Cyclists and greeters at the Alberta Legislature Grounds, June 26

Cyclists bring Ukraine peace message to North America.

Marco Levytsky, New Pathway – Ukrainian News, Western Bureau Chief; and
Olena Goncharova, Kyiv Post Canada Bureau Chief.

The “Chumak Way” cyclists breezed through Edmonton, June 26-27 along their 10,000-kilometre trek through North America in support of peace in Ukraine.

The seven cyclists began their tour in Los Angeles, May 23 and end in Washington. D.C., Aug. 29.

Travelling an average of 150 kilometres a day they plan to visit more than 400 towns and cities in Canada and the United States.The purpose of this cycling tour is to raise awareness about the need for peace in Donbas, Ukraine, present a positive image, and to promote the hottest cycling innovations.

The team members had to go through a selection process and complete the training task to check their endurance before getting on a team, Kostianin Samchuk, the team leader, explained.
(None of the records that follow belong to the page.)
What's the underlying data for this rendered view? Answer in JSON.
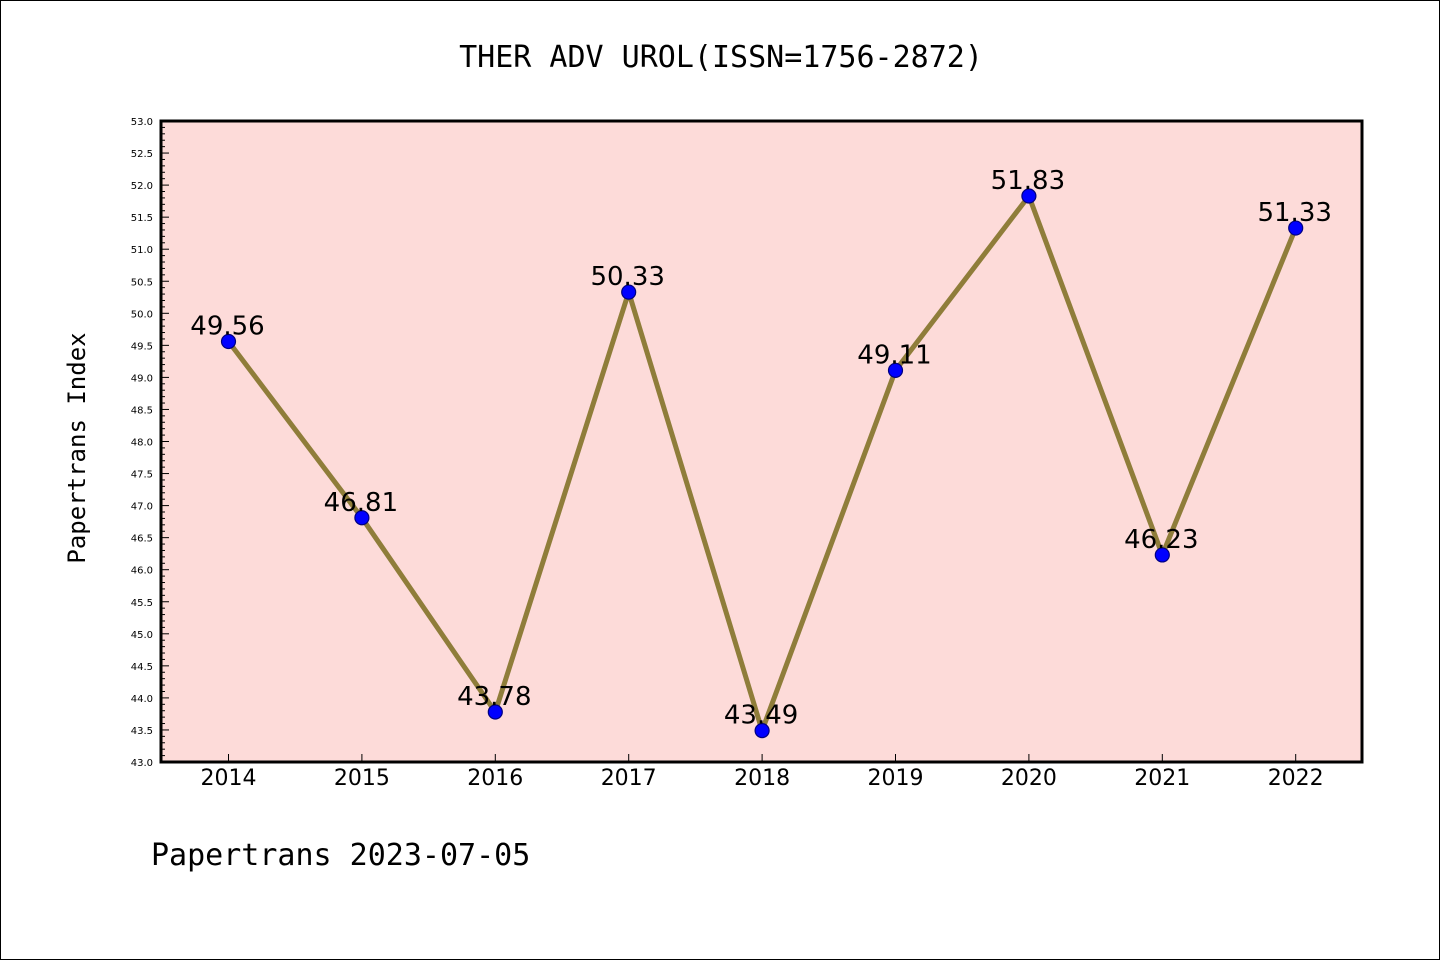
{
  "chart_data": {
    "type": "line",
    "title": "THER ADV UROL(ISSN=1756-2872)",
    "ylabel": "Papertrans Index",
    "xlabel": "",
    "categories": [
      "2014",
      "2015",
      "2016",
      "2017",
      "2018",
      "2019",
      "2020",
      "2021",
      "2022"
    ],
    "values": [
      49.56,
      46.81,
      43.78,
      50.33,
      43.49,
      49.11,
      51.83,
      46.23,
      51.33
    ],
    "data_labels": [
      "49.56",
      "46.81",
      "43.78",
      "50.33",
      "43.49",
      "49.11",
      "51.83",
      "46.23",
      "51.33"
    ],
    "ylim": [
      43.0,
      53.0
    ],
    "yticks": [
      "43.0",
      "43.5",
      "44.0",
      "44.5",
      "45.0",
      "45.5",
      "46.0",
      "46.5",
      "47.0",
      "47.5",
      "48.0",
      "48.5",
      "49.0",
      "49.5",
      "50.0",
      "50.5",
      "51.0",
      "51.5",
      "52.0",
      "52.5",
      "53.0"
    ],
    "grid": false,
    "colors": {
      "plot_background": "#fddbd9",
      "line": "#8f7d3a",
      "marker": "#0000ff",
      "marker_edge": "#000080"
    },
    "footer": "Papertrans 2023-07-05"
  }
}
He added that it was “important to know people with whom you will be going for a long tour overseas.”

Among the cyclists are two veterans of the war in Donbas, Samchuk himself and Serhiy Konoval. Speaking during a meeting with the Ukrainian community at the Ukrainian National Federation Hall on June 27, Samchuk said that when he returned from the front he was considering returning to work, but decided to do something for the country, instead.

“It’s not right to waste your life just for making money. I feel that you have to do something …that will bring benefits for people — for Ukraine,” he said, speaking in Ukrainian.

The cyclists had first toured 16 countries in Europe along an 11,000 kilometre route back in 2016 setting Ukraine’s national record for the longest non-stop group tour.

Asked about his wartime experiences, Samchuk said that at the outset of the conflict, Ukrainians were very unprepared and poorly supplied.

“If it wasn’t for the volunteers, the results would have been quite different,” he said.

Samchuk also noted that despite official Russian denial that their soldiers were in Donbas, he personally saw them there and no one tried to hide their presence.

For Samchuk and Konoval cycling became a retreat after war and “helped tremendously” in rehabilitation process. Samchuk thanked the diaspora for their support.
Samchuk and fellow cyclists Konoval, Oleksiy Smianov, Serhiy Kotyk, Dmytro Tokin, Maksym Symak and Yaroslav Matviichuk were welcomed at the meeting by Ukrainian Canadian Congress Edmonton Branch President Orysia Boychuk, UNF Edmonton President Mykola Vorotilenko and Ukrainian Women’s Organization President Oleksandra Sribnyak.

They arrived in Edmonton the previous day on June 26 where they were greeted on the Alberta Legislature grounds by the members of federal government, including Kerry Diotte, MP for Edmonton Griesbach and Linda Duncan, MP for Edmonton Strathcona who thanked them for their courage and desire to “show real Ukraine to the Ukrainian-Canadian community.”

While reminiscing on their route to Edmonton, Konoval said that they had hard time getting down the mountains in the province of British Columbia.

“We got rained a lot and we were told to look out for bears because there are many of them there at this time. So, when we saw something big and dark on the side of the road we just assumed it was a bear,” he said. In fact, it was a police car.

Their first stop in Canada was Vancouver where they were welcomed by Wayne Stetski, MP for Kootenay – Columbia, co-chair of the All-Party Cycling Caucus, Andriy Shevchenko, Ambassador of Ukraine to Canada, and members of the Ukrainian community who greeted them with bread and salt.

Other major Canadian centres on their itinerary include Saskatoon, Regina, Yorkton, Winnipeg, London, Toronto, Oshawa, Hamilton, St. Catharines, Ottawa and Montreal.